Jakarta – Kasus hukum yang menjerat videografer asal Sumatera Utara, Amsal Christy Sitepu, kini jadi perhatian publik. Ia dituntut dua tahun penjara dalam perkara dugaan mark up proyek video profil desa di Kabupaten Karo.
Dalam keterangannya kepada Komisi III DPR RI melalui sambungan daring, Amsal mengaku mengalami ketidakadilan dalam proses hukum yang dijalaninya.
Ia disebut merugikan negara hingga sekitar Rp202 juta, namun Amsal menegaskan dirinya hanya bekerja sebagai pelaku industri kreatif tanpa memiliki kewenangan dalam pengelolaan anggaran.
Ketua Komisi III DPR, Habiburokhman, menyatakan dukungan penuh terhadap Amsal. DPR bahkan siap menjadi penjamin dalam pengajuan penangguhan penahanan.
Menurut DPR, persoalan ini perlu dilihat dari sudut pandang yang lebih luas, terutama terkait karakter industri kreatif yang tidak memiliki standar harga baku.
Amsal menjelaskan, proyek yang menjadi perkara bermula dari penawaran jasa pembuatan video profil desa melalui perusahaannya, CV Promiseland.
Pada periode 2020 hingga 2022, ia mengajukan proposal ke 20 desa di empat kecamatan di Kabupaten Karo, dengan nilai sekitar Rp30 juta per proyek.
Namun, hasil audit internal pemerintah daerah menilai biaya tersebut terlalu tinggi.

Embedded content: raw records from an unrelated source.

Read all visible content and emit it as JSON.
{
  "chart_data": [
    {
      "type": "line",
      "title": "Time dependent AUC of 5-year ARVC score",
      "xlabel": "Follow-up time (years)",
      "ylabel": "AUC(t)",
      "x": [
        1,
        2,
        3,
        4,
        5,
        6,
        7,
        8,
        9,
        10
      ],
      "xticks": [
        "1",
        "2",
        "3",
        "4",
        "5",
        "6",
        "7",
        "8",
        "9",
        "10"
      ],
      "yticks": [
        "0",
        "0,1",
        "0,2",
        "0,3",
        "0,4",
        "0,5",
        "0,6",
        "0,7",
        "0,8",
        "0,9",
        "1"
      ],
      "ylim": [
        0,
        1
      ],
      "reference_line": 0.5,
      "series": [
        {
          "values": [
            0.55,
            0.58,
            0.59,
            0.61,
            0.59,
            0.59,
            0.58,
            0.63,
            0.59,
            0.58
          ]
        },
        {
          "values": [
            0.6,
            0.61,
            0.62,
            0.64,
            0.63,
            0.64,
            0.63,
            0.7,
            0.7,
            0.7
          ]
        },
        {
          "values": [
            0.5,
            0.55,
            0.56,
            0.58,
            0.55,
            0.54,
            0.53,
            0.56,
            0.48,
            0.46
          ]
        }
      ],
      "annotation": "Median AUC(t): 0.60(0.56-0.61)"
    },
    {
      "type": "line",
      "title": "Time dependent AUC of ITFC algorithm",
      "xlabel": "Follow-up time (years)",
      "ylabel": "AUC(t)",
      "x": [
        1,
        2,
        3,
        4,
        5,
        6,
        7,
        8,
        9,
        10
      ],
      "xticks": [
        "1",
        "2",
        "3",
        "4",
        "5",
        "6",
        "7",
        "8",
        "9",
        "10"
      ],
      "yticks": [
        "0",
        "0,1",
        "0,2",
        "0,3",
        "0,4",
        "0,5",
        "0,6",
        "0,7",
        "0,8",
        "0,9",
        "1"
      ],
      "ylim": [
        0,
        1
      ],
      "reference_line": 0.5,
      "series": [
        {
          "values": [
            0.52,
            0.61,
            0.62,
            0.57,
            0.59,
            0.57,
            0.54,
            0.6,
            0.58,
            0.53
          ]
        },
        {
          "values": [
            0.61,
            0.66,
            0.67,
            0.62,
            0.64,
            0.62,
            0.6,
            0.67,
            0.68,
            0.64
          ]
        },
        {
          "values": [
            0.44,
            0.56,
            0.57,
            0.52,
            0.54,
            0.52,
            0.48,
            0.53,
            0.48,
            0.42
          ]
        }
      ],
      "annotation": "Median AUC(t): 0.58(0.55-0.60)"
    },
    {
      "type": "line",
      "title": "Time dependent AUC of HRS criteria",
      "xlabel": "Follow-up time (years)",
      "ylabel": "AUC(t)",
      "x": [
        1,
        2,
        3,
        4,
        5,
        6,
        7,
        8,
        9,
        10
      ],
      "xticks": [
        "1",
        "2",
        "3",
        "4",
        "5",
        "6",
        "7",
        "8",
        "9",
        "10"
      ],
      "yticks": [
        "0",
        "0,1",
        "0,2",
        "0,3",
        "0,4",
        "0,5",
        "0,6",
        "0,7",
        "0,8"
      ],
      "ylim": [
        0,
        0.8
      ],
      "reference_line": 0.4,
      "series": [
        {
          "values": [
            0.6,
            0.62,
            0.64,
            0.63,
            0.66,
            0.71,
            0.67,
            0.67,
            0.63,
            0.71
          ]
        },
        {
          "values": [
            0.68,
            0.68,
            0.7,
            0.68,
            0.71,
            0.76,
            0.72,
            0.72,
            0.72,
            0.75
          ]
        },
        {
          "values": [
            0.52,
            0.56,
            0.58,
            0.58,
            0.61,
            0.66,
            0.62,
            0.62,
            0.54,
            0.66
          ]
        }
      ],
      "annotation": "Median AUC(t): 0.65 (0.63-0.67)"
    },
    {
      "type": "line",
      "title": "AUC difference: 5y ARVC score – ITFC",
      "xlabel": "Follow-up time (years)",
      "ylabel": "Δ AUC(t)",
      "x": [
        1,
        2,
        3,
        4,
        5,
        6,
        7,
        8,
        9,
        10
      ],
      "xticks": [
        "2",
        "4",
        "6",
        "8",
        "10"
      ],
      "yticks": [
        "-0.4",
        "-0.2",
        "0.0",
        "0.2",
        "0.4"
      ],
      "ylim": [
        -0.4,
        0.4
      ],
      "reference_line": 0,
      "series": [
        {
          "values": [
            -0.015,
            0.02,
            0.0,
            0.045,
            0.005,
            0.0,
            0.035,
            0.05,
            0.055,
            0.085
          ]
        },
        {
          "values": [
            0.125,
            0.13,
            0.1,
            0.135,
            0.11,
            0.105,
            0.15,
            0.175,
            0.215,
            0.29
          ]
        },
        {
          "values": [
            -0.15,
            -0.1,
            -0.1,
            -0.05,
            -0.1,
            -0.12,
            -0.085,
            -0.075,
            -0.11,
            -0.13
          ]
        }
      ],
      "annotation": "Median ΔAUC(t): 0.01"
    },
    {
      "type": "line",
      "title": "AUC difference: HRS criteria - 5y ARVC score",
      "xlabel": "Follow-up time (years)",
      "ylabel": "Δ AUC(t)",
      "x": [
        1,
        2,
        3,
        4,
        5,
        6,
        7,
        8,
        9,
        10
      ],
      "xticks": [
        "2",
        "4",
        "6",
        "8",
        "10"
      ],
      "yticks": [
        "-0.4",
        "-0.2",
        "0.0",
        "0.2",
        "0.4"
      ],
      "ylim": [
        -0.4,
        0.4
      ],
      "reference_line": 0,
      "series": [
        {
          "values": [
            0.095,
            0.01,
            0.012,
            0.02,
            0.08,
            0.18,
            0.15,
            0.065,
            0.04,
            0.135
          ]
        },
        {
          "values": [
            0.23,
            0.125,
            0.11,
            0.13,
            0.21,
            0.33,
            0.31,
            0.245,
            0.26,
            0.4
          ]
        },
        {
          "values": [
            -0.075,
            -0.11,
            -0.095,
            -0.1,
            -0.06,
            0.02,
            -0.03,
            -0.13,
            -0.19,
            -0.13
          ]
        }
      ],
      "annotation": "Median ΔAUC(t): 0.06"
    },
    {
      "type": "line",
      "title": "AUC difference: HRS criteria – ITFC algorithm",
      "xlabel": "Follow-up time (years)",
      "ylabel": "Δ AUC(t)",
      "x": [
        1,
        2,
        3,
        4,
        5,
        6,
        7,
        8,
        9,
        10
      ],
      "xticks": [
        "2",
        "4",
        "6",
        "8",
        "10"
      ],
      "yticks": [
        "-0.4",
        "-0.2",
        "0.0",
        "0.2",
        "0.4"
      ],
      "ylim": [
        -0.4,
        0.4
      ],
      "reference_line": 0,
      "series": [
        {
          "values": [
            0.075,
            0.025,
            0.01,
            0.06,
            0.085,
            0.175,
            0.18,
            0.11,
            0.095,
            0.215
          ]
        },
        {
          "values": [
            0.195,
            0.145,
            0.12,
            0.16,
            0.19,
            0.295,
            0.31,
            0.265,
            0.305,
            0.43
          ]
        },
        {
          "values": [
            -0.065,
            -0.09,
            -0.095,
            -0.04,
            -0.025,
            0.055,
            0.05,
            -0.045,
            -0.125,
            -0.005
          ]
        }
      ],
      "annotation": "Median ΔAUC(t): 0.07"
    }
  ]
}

Perhitungan auditor menyebutkan nilai wajar seharusnya berada di kisaran Rp24,1 juta per desa.
Selisih dari angka tersebut kemudian dijadikan dasar dugaan kerugian negara yang dalam persidangan disebut mencapai Rp202 juta.
Pihak kuasa hukum Amsal mempertanyakan dasar perhitungan tersebut, termasuk metode yang digunakan dalam menentukan nilai kerugian.
Dalam momen yang menyita perhatian, Amsal tak kuasa menahan tangis saat menjelaskan detail pekerjaannya di hadapan DPR.
Ia menyebut sejumlah komponen biaya kreatif seperti ide, editing, hingga produksi audio dianggap bernilai nol oleh auditor dan jaksa.
Menurutnya, hal ini menunjukkan kurangnya pemahaman terhadap proses kerja di industri kreatif.
Amsal juga mengungkap kekhawatirannya terhadap dampak kasus ini bagi pelaku kreatif lain, terutama generasi muda yang ingin bekerja sama dengan pemerintah.
Ia menilai, jika kasus seperti ini terus terjadi, akan muncul rasa takut untuk berkarya di sektor tersebut.
Amsal menegaskan bahwa dirinya hanya menjual jasa, bukan pengambil keputusan anggaran.
Ia juga menyebut, jika harga yang diajukan dianggap tidak sesuai, pihak desa seharusnya memiliki kewenangan untuk menolak sejak awal.
Proyek tersebut, menurutnya, juga menjadi upaya bertahan di tengah tekanan ekonomi saat pandemi Covid-19.
Di sisi lain, pihak kejaksaan tetap pada pendiriannya bahwa terdapat kerugian negara dalam kasus ini.
Hingga kini, proses hukum masih berjalan dan putusan pengadilan akan menjadi penentu arah akhir perkara yang turut mengundang perhatian luas, terutama dari kalangan industri kreatif.